Quanto più gli spazi di aggregazione sono improntati su una visione inclusiva e libertaria, tanto più sono attraversati quotidianamente da persone affette da forme più o meno gravi di sofferenza psichica. Spesso chi gestisce questi luoghi è impreparato ad affrontare le situazioni, a volte difficili, a volte solo imbarazzanti, che queste persone rischiano di creare. La risposta più semplice è che in fondo intervenire sul disagio mentale “non spetta a noi”, ma ai medici, agli psichiatri, agli assistenti sociali: agli specialisti. In altri casi gruppi e comunità informali hanno saputo accogliere e integrare soggetti che le strutture “ufficiali” avevano rifiutato. Ma se è vero che la realtà manicomiale è stata superata, resta certamente ancora molta strada da fare perchè a farsi carico delle situazioni di disagio sia finalmente la società nel suo complesso.

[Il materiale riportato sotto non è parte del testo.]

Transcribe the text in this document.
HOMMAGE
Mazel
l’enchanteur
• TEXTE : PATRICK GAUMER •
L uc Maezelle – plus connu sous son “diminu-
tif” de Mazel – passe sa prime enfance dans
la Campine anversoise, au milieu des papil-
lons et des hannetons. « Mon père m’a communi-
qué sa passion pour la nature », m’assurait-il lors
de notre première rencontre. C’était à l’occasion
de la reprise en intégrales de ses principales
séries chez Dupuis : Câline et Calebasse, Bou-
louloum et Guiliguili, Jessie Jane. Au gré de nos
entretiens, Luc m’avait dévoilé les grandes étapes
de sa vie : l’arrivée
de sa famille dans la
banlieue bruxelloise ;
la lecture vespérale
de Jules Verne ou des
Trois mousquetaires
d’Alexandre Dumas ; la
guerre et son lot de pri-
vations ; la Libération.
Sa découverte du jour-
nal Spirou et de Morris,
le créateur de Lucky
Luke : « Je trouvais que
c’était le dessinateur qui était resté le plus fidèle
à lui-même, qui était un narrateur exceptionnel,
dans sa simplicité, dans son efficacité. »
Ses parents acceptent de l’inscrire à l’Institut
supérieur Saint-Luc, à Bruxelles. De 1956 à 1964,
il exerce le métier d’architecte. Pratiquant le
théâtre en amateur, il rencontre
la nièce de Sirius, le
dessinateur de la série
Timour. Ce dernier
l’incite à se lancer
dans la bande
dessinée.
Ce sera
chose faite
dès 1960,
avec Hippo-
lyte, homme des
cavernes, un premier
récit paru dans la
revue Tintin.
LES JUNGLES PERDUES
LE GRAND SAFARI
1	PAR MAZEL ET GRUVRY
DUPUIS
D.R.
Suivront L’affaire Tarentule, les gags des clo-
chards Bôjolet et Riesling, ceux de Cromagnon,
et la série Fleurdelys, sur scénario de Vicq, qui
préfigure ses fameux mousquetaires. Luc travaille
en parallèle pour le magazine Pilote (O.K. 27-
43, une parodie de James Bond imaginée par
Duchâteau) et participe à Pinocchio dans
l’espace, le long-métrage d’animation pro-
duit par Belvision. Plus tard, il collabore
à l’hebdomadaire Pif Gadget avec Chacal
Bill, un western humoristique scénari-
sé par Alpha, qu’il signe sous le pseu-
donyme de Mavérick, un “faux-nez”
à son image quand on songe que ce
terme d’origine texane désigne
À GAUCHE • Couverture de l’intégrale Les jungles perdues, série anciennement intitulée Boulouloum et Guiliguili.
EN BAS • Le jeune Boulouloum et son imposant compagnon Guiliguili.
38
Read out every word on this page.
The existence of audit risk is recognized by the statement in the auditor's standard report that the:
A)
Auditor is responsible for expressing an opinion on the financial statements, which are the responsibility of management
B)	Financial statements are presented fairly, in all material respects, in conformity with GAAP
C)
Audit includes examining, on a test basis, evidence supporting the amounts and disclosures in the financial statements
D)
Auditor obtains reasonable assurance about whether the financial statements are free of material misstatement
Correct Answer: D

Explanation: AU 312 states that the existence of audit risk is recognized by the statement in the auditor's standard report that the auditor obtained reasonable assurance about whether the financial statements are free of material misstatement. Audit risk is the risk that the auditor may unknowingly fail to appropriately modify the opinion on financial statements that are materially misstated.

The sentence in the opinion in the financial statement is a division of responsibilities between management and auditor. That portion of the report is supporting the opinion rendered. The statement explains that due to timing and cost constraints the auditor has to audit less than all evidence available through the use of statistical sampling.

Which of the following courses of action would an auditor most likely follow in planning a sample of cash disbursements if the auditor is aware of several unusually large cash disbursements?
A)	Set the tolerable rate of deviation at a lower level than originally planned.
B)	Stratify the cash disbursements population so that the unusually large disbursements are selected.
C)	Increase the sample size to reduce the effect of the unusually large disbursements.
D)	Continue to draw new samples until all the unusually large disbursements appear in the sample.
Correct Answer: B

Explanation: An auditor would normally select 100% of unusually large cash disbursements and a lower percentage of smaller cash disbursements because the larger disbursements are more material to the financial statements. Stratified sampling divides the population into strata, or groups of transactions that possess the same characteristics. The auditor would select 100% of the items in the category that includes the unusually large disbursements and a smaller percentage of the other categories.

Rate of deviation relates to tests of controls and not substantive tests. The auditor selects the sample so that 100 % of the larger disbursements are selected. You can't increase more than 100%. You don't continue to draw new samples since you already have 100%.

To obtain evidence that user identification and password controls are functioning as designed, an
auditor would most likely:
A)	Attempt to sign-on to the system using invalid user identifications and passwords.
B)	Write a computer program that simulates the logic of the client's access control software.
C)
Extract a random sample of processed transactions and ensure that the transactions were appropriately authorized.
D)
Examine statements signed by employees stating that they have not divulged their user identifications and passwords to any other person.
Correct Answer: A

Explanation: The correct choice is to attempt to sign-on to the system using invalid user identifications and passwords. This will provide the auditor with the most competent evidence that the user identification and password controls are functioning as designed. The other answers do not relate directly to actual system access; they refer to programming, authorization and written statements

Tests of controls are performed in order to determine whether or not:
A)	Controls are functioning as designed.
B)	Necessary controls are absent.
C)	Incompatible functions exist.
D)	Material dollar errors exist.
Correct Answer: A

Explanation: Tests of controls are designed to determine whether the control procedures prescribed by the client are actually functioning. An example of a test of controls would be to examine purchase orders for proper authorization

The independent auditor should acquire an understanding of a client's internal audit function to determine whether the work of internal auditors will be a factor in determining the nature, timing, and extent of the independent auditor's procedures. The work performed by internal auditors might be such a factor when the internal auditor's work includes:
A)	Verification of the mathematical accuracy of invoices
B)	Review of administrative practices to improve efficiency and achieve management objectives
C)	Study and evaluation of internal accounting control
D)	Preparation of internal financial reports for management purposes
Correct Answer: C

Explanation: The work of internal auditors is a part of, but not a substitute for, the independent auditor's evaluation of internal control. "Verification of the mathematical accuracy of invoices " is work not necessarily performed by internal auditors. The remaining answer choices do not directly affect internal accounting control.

Moderano la serata: Gabriella Fulginiti, Graziano Valera, Lorenzo Valera

Il disco

Quest'anno si celebrano i 30 anni della legge Basaglia. Del grande movimento di opinione di quegli anni ci resta anche un piccolo grande disco. Gianni Nebbiosi psichiatra e clarinettista scrisse e pubblicò nel 1971 “E ti chiamaron matta” un EP (ovvero un 33 giri di piccolo formato della durata complessiva di circa 20 minuti) con dentro 6 meravigliose canzoni che raccontano le storie dell’ordinaria repressione e di speranza di quegli anni. I testi, la musica, la voce di Nebbiosi, gli arrangiamenti di Giovanna Marini ne fanno un classico sconosciuto, tornato disponibile, dopo più di trent’anni, nel catalogo della NOTA nella reincisione integrale di Alessio Lega e Rocco Marchi. È un disco urgente, 35 anni fa come oggi, perché testimonia l’interesse della canzone nei confronti di quel grande movimento d’opinione che si coagulò intorno alla figura di Franco Basaglia perché in Italia la liberazione arrivasse anche ai manicomi.